Microplastics can be found in cosmetics and toothpaste but are also generated by larger plastic objects breaking down in the ocean.
"Largely what we're finding are fibres," Dudas said of her previous microplastic research on juvenile salmonids.
"We're not finding a lot of the microbeads you hear about in cosmetics … we're finding mainly fibres that come from washing your clothes or fibres that might be shed from ropes or other fabrics."

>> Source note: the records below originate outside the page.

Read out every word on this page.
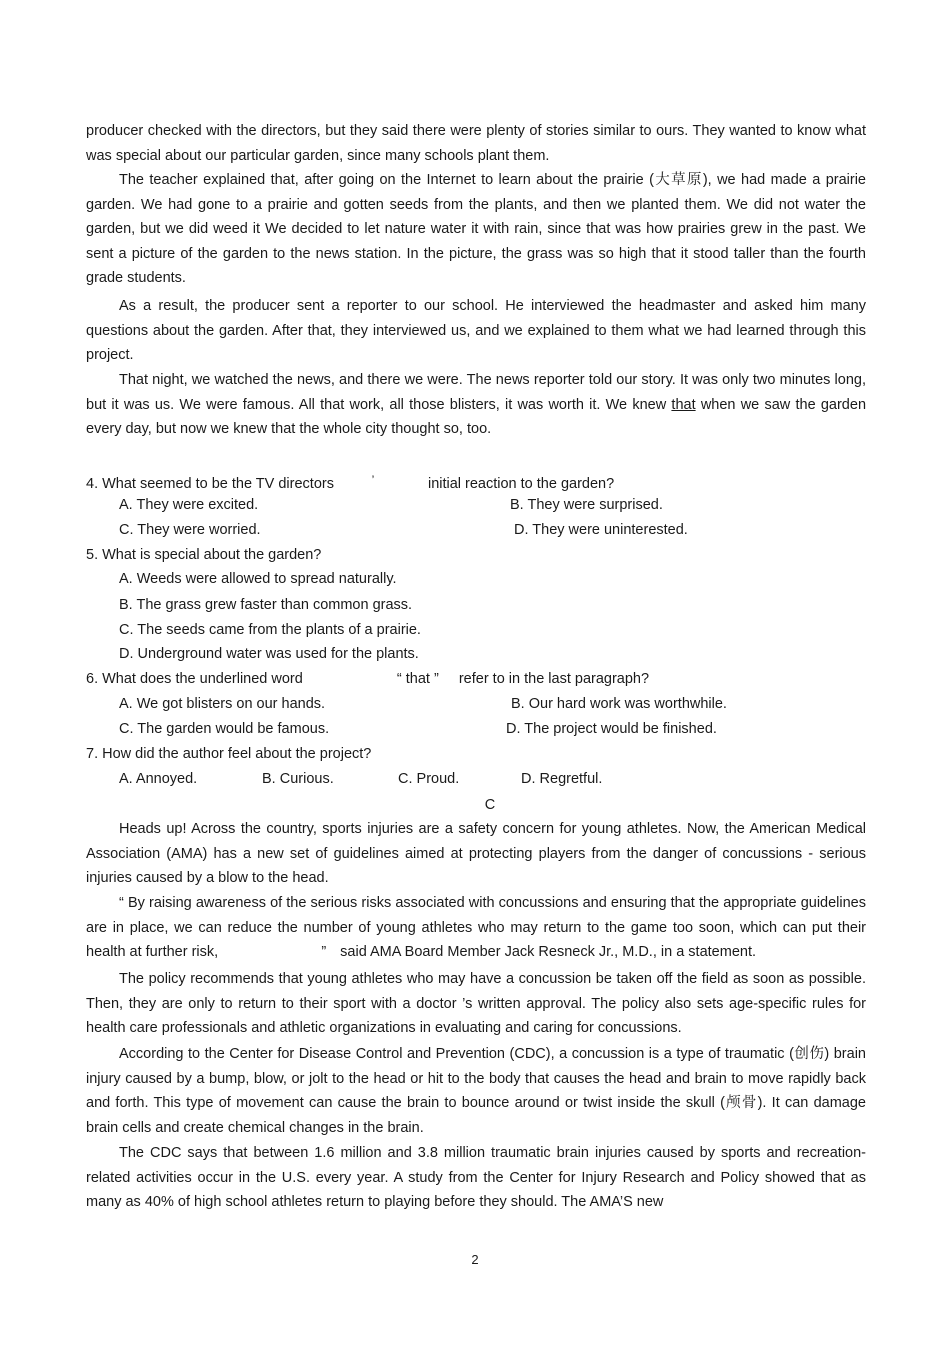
producer checked with the directors, but they said there were plenty of stories similar to ours. They wanted to know what was special about our particular garden, since many schools plant them.

The teacher explained that, after going on the Internet to learn about the prairie (大草原), we had made a prairie garden. We had gone to a prairie and gotten seeds from the plants, and then we planted them. We did not water the garden, but we did weed it We decided to let nature water it with rain, since that was how prairies grew in the past. We sent a picture of the garden to the news station. In the picture, the grass was so high that it stood taller than the fourth grade students.

As a result, the producer sent a reporter to our school. He interviewed the headmaster and asked him many questions about the garden. After that, they interviewed us, and we explained to them what we had learned through this project.

That night, we watched the news, and there we were. The news reporter told our story. It was only two minutes long, but it was us. We were famous. All that work, all those blisters, it was worth it. We knew that when we saw the garden every day, but now we knew that the whole city thought so, too.

4. What seemed to be the TV directors	’	initial reaction to the garden?

A. They were excited.	B. They were surprised.

C. They were worried.	D. They were uninterested.

5. What is special about the garden?

A. Weeds were allowed to spread naturally.

B. The grass grew faster than common grass.

C. The seeds came from the plants of a prairie.

D. Underground water was used for the plants.

6. What does the underlined word	“ that ” refer to in the last paragraph?

A. We got blisters on our hands.	B. Our hard work was worthwhile.

C. The garden would be famous.	D. The project would be finished.

7. How did the author feel about the project?

A. Annoyed.	B. Curious.	C. Proud.	D. Regretful.

C

Heads up! Across the country, sports injuries are a safety concern for young athletes. Now, the American Medical Association (AMA) has a new set of guidelines aimed at protecting players from the danger of concussions - serious injuries caused by a blow to the head.

“ By raising awareness of the serious risks associated with concussions and ensuring that the appropriate guidelines are in place, we can reduce the number of young athletes who may return to the game too soon, which can put their health at further risk,	” said AMA Board Member Jack Resneck Jr., M.D., in a statement.

The policy recommends that young athletes who may have a concussion be taken off the field as soon as possible. Then, they are only to return to their sport with a doctor ’s written approval. The policy also sets age-specific rules for health care professionals and athletic organizations in evaluating and caring for concussions.

According to the Center for Disease Control and Prevention (CDC), a concussion is a type of traumatic (创伤) brain injury caused by a bump, blow, or jolt to the head or hit to the body that causes the head and brain to move rapidly back and forth. This type of movement can cause the brain to bounce around or twist inside the skull (颅骨). It can damage brain cells and create chemical changes in the brain.

The CDC says that between 1.6 million and 3.8 million traumatic brain injuries caused by sports and recreation-related activities occur in the U.S. every year. A study from the Center for Injury Research and Policy showed that as many as 40% of high school athletes return to playing before they should. The AMA’S new

2
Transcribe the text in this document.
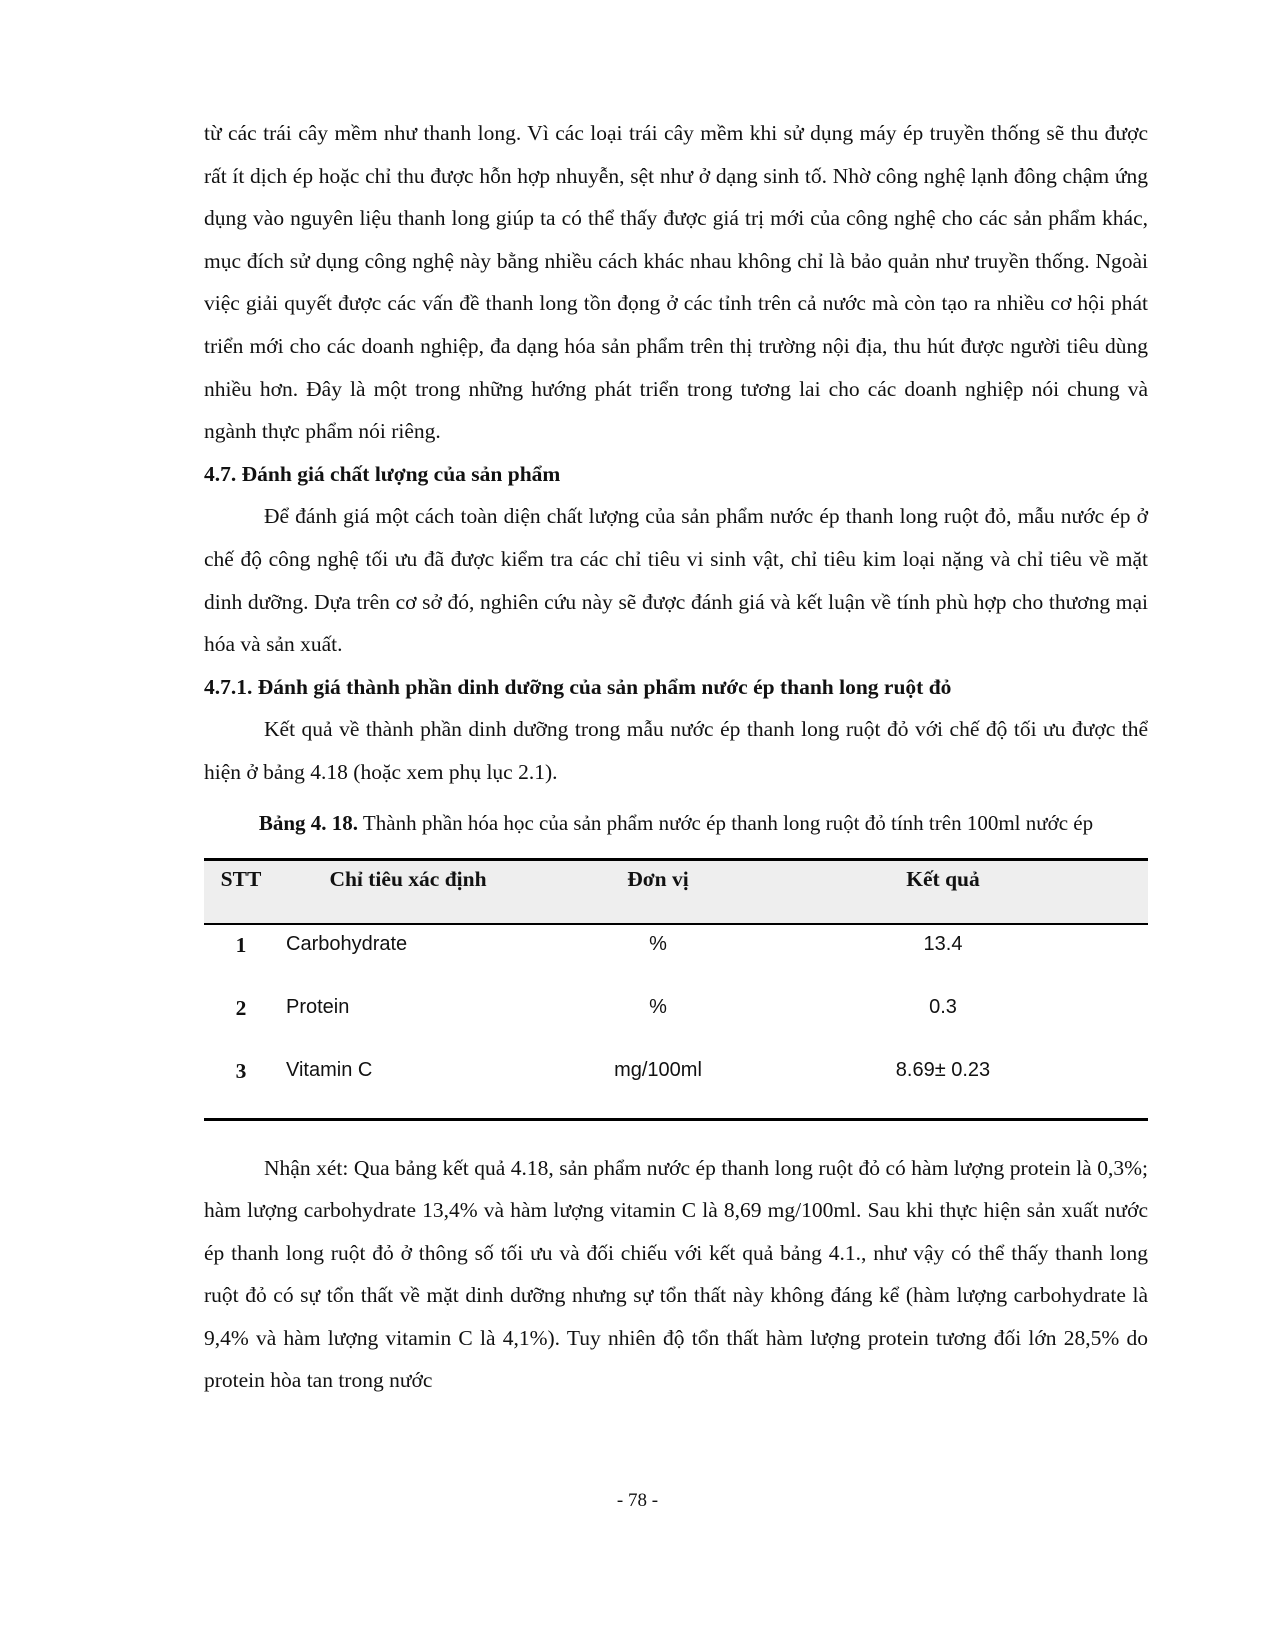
từ các trái cây mềm như thanh long. Vì các loại trái cây mềm khi sử dụng máy ép truyền thống sẽ thu được rất ít dịch ép hoặc chỉ thu được hỗn hợp nhuyễn, sệt như ở dạng sinh tố. Nhờ công nghệ lạnh đông chậm ứng dụng vào nguyên liệu thanh long giúp ta có thể thấy được giá trị mới của công nghệ cho các sản phẩm khác, mục đích sử dụng công nghệ này bằng nhiều cách khác nhau không chỉ là bảo quản như truyền thống. Ngoài việc giải quyết được các vấn đề thanh long tồn đọng ở các tỉnh trên cả nước mà còn tạo ra nhiều cơ hội phát triển mới cho các doanh nghiệp, đa dạng hóa sản phẩm trên thị trường nội địa, thu hút được người tiêu dùng nhiều hơn. Đây là một trong những hướng phát triển trong tương lai cho các doanh nghiệp nói chung và ngành thực phẩm nói riêng.

4.7. Đánh giá chất lượng của sản phẩm

Để đánh giá một cách toàn diện chất lượng của sản phẩm nước ép thanh long ruột đỏ, mẫu nước ép ở chế độ công nghệ tối ưu đã được kiểm tra các chỉ tiêu vi sinh vật, chỉ tiêu kim loại nặng và chỉ tiêu về mặt dinh dưỡng. Dựa trên cơ sở đó, nghiên cứu này sẽ được đánh giá và kết luận về tính phù hợp cho thương mại hóa và sản xuất.

4.7.1. Đánh giá thành phần dinh dưỡng của sản phẩm nước ép thanh long ruột đỏ

Kết quả về thành phần dinh dưỡng trong mẫu nước ép thanh long ruột đỏ với chế độ tối ưu được thể hiện ở bảng 4.18 (hoặc xem phụ lục 2.1).

Bảng 4. 18. Thành phần hóa học của sản phẩm nước ép thanh long ruột đỏ tính trên 100ml nước ép

STT	Chỉ tiêu xác định	Đơn vị	Kết quả
1	Carbohydrate	%	13.4
2	Protein	%	0.3
3	Vitamin C	mg/100ml	8.69± 0.23

Nhận xét: Qua bảng kết quả 4.18, sản phẩm nước ép thanh long ruột đỏ có hàm lượng protein là 0,3%; hàm lượng carbohydrate 13,4% và hàm lượng vitamin C là 8,69 mg/100ml. Sau khi thực hiện sản xuất nước ép thanh long ruột đỏ ở thông số tối ưu và đối chiếu với kết quả bảng 4.1., như vậy có thể thấy thanh long ruột đỏ có sự tổn thất về mặt dinh dưỡng nhưng sự tổn thất này không đáng kể (hàm lượng carbohydrate là 9,4% và hàm lượng vitamin C là 4,1%). Tuy nhiên độ tổn thất hàm lượng protein tương đối lớn 28,5% do protein hòa tan trong nước

- 78 -
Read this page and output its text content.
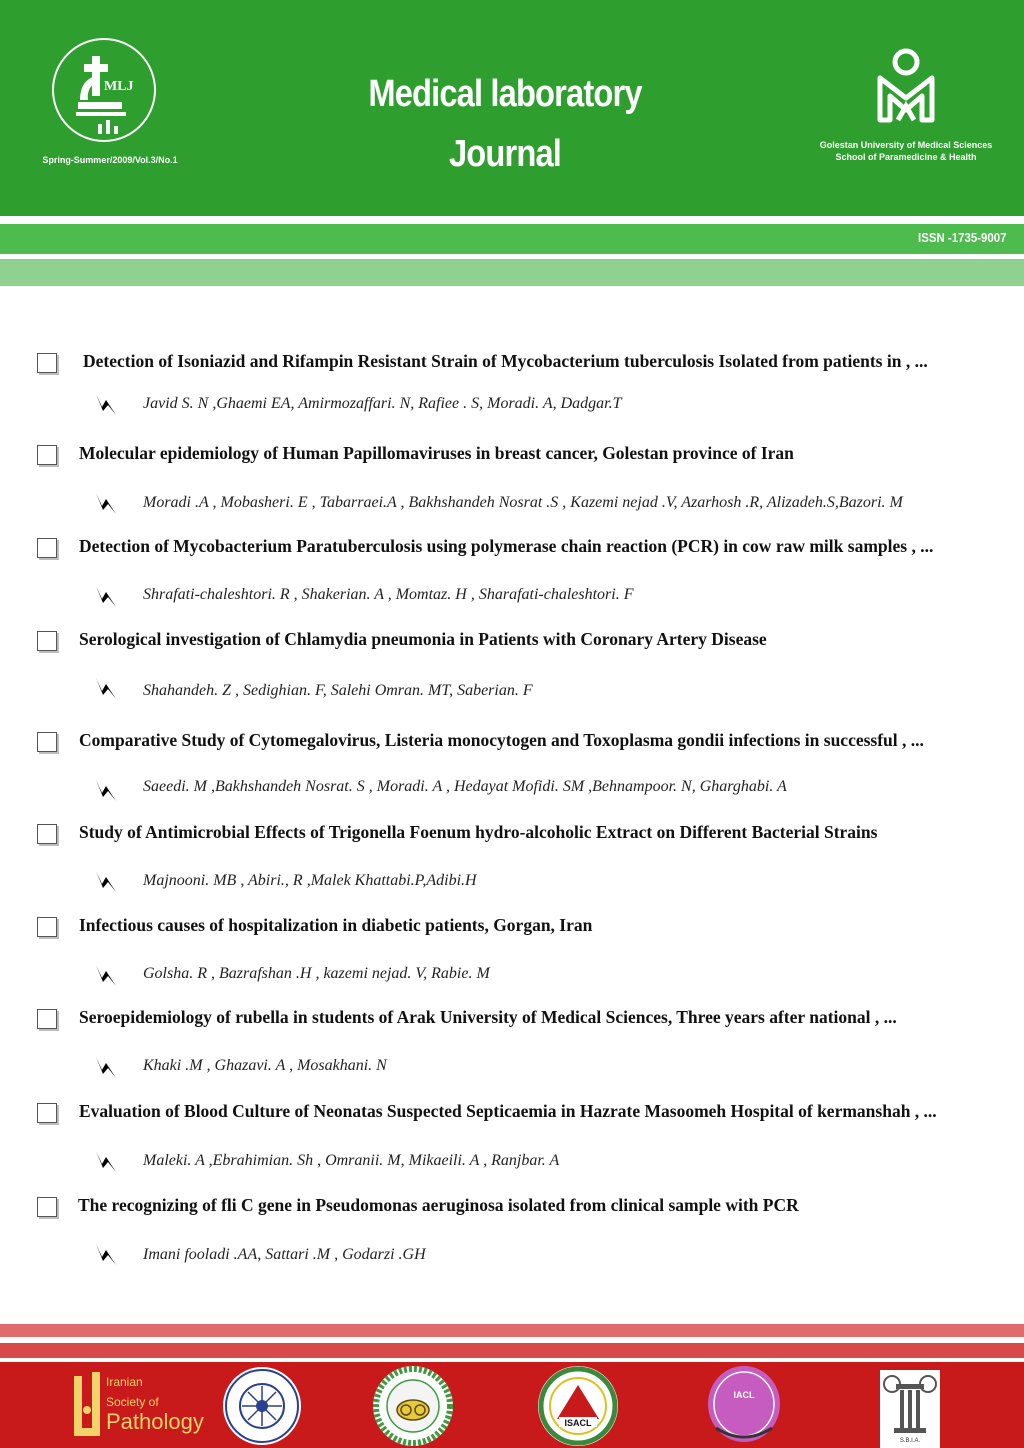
MLJ
Spring-Summer/2009/Vol.3/No.1
Medical laboratory
Journal	Golestan University of Medical Sciences
School of Paramedicine & Health
ISSN -1735-9007
Detection of Isoniazid and Rifampin Resistant Strain of Mycobacterium tuberculosis Isolated from patients in , ...
Javid S. N ,Ghaemi EA, Amirmozaffari. N, Rafiee . S, Moradi. A, Dadgar.T
Molecular epidemiology of Human Papillomaviruses in breast cancer, Golestan province of Iran
Moradi .A , Mobasheri. E , Tabarraei.A , Bakhshandeh Nosrat .S , Kazemi nejad .V, Azarhosh .R, Alizadeh.S,Bazori. M
Detection of Mycobacterium Paratuberculosis using polymerase chain reaction (PCR) in cow raw milk samples , ...
Shrafati-chaleshtori. R , Shakerian. A , Momtaz. H , Sharafati-chaleshtori. F
Serological investigation of Chlamydia pneumonia in Patients with Coronary Artery Disease
Shahandeh. Z , Sedighian. F, Salehi Omran. MT, Saberian. F
Comparative Study of Cytomegalovirus, Listeria monocytogen and Toxoplasma gondii infections in successful , ...
Saeedi. M ,Bakhshandeh Nosrat. S , Moradi. A , Hedayat Mofidi. SM ,Behnampoor. N, Gharghabi. A
Study of Antimicrobial Effects of Trigonella Foenum hydro-alcoholic Extract on Different Bacterial Strains
Majnooni. MB , Abiri., R ,Malek Khattabi.P,Adibi.H
Infectious causes of hospitalization in diabetic patients, Gorgan, Iran
Golsha. R , Bazrafshan .H , kazemi nejad. V, Rabie. M
Seroepidemiology of rubella in students of Arak University of Medical Sciences, Three years after national , ...
Khaki .M , Ghazavi. A , Mosakhani. N
Evaluation of Blood Culture of Neonatas Suspected Septicaemia in Hazrate Masoomeh Hospital of kermanshah , ...
Maleki. A ,Ebrahimian. Sh , Omranii. M, Mikaeili. A , Ranjbar. A
The recognizing of fli C gene in Pseudomonas aeruginosa isolated from clinical sample with PCR
Imani fooladi .AA, Sattari .M , Godarzi .GH
Iranian
Society of
Pathology	ISACL
IACL
S.B.I.A.
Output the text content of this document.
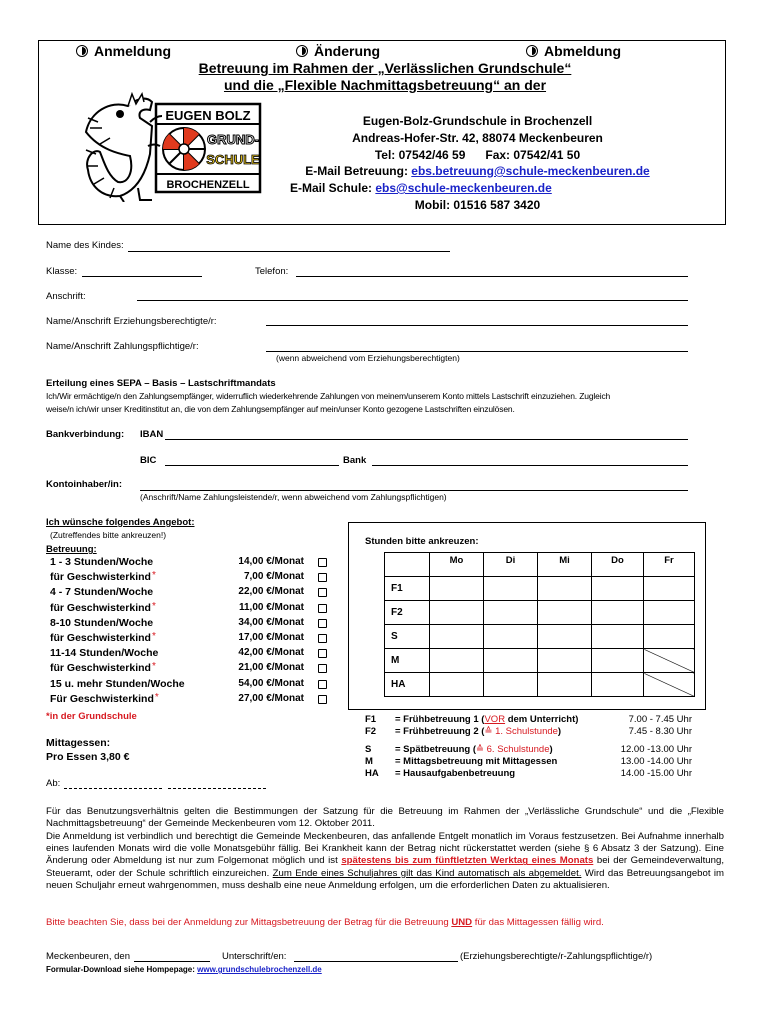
Anmeldung	Änderung	Abmeldung
Betreuung im Rahmen der „Verlässlichen Grundschule“
und die „Flexible Nachmittagsbetreuung“ an der
EUGEN BOLZ
GRUND-
SCHULE
BROCHENZELL
Eugen-Bolz-Grundschule in Brochenzell
Andreas-Hofer-Str. 42, 88074 Meckenbeuren
Tel: 07542/46 59      Fax: 07542/41 50
E-Mail Betreuung: ebs.betreuung@schule-meckenbeuren.de
E-Mail Schule: ebs@schule-meckenbeuren.de
Mobil: 01516 587 3420
Name des Kindes:
Klasse:	Telefon:
Anschrift:
Name/Anschrift Erziehungsberechtigte/r:
Name/Anschrift Zahlungspflichtige/r:
(wenn abweichend vom Erziehungsberechtigten)
Erteilung eines SEPA – Basis – Lastschriftmandats
Ich/Wir ermächtige/n den Zahlungsempfänger, widerruflich wiederkehrende Zahlungen von meinem/unserem Konto mittels Lastschrift einzuziehen. Zugleich
weise/n ich/wir unser Kreditinstitut an, die von dem Zahlungsempfänger auf mein/unser Konto gezogene Lastschriften einzulösen.
Bankverbindung: IBAN
BIC	Bank
Kontoinhaber/in:
(Anschrift/Name Zahlungsleistende/r, wenn abweichend vom Zahlungspflichtigen)
Ich wünsche folgendes Angebot:
(Zutreffendes bitte ankreuzen!)
Betreuung:
1 - 3 Stunden/Woche	14,00 €/Monat
für Geschwisterkind *	7,00 €/Monat
4 - 7 Stunden/Woche	22,00 €/Monat
für Geschwisterkind *	11,00 €/Monat
8-10 Stunden/Woche	34,00 €/Monat
für Geschwisterkind *	17,00 €/Monat
11-14 Stunden/Woche	42,00 €/Monat
für Geschwisterkind *	21,00 €/Monat
15 u. mehr Stunden/Woche	54,00 €/Monat
Für Geschwisterkind *	27,00 €/Monat
*in der Grundschule
Mittagessen:
Pro Essen 3,80 €
Ab:
Stunden bitte ankreuzen:
	Mo	Di	Mi	Do	Fr
F1					
F2					
S					
M					
HA					
F1 = Frühbetreuung 1 (VOR dem Unterricht)	7.00 - 7.45 Uhr
F2 = Frühbetreuung 2 (≙ 1. Schulstunde)	7.45 - 8.30 Uhr
S = Spätbetreuung (≙ 6. Schulstunde)	12.00 -13.00 Uhr
M = Mittagsbetreuung mit Mittagessen	13.00 -14.00 Uhr
HA = Hausaufgabenbetreuung	14.00 -15.00 Uhr
Für das Benutzungsverhältnis gelten die Bestimmungen der Satzung für die Betreuung im Rahmen der „Verlässliche Grundschule“ und die „Flexible Nachmittagsbetreuung“ der Gemeinde Meckenbeuren vom 12. Oktober 2011.
Die Anmeldung ist verbindlich und berechtigt die Gemeinde Meckenbeuren, das anfallende Entgelt monatlich im Voraus festzusetzen. Bei Aufnahme innerhalb eines laufenden Monats wird die volle Monatsgebühr fällig. Bei Krankheit kann der Betrag nicht rückerstattet werden (siehe § 6 Absatz 3 der Satzung). Eine Änderung oder Abmeldung ist nur zum Folgemonat möglich und ist spätestens bis zum fünftletzten Werktag eines Monats bei der Gemeindeverwaltung, Steueramt, oder der Schule schriftlich einzureichen. Zum Ende eines Schuljahres gilt das Kind automatisch als abgemeldet. Wird das Betreuungsangebot im neuen Schuljahr erneut wahrgenommen, muss deshalb eine neue Anmeldung erfolgen, um die erforderlichen Daten zu aktualisieren.
Bitte beachten Sie, dass bei der Anmeldung zur Mittagsbetreuung der Betrag für die Betreuung UND für das Mittagessen fällig wird.
Meckenbeuren, den	Unterschrift/en:	(Erziehungsberechtigte/r-Zahlungspflichtige/r)
Formular-Download siehe Hompepage: www.grundschulebrochenzell.de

Dudas and her team will look at shellfish around Nanoose, Ladysmith, Desolation Sound and the west coast of Vancouver Island in addition to Baynes Sound, where she says 50 percent of B.C.'s shellfish aquaculture takes place.
"We wanted to get a good spatial spread throughout the province, but we also wanted to focus on areas where we have shellfish aquaculture," Dudas said.
"We're also taking some wld samples from Vancouver and Victoria, which are more urban locations, to get a point of reference for how much microplastic those animals have in them."
Dudas says the shellfish will be harvested in the fall and their flesh digested chemically to count the amount of microplastic in them.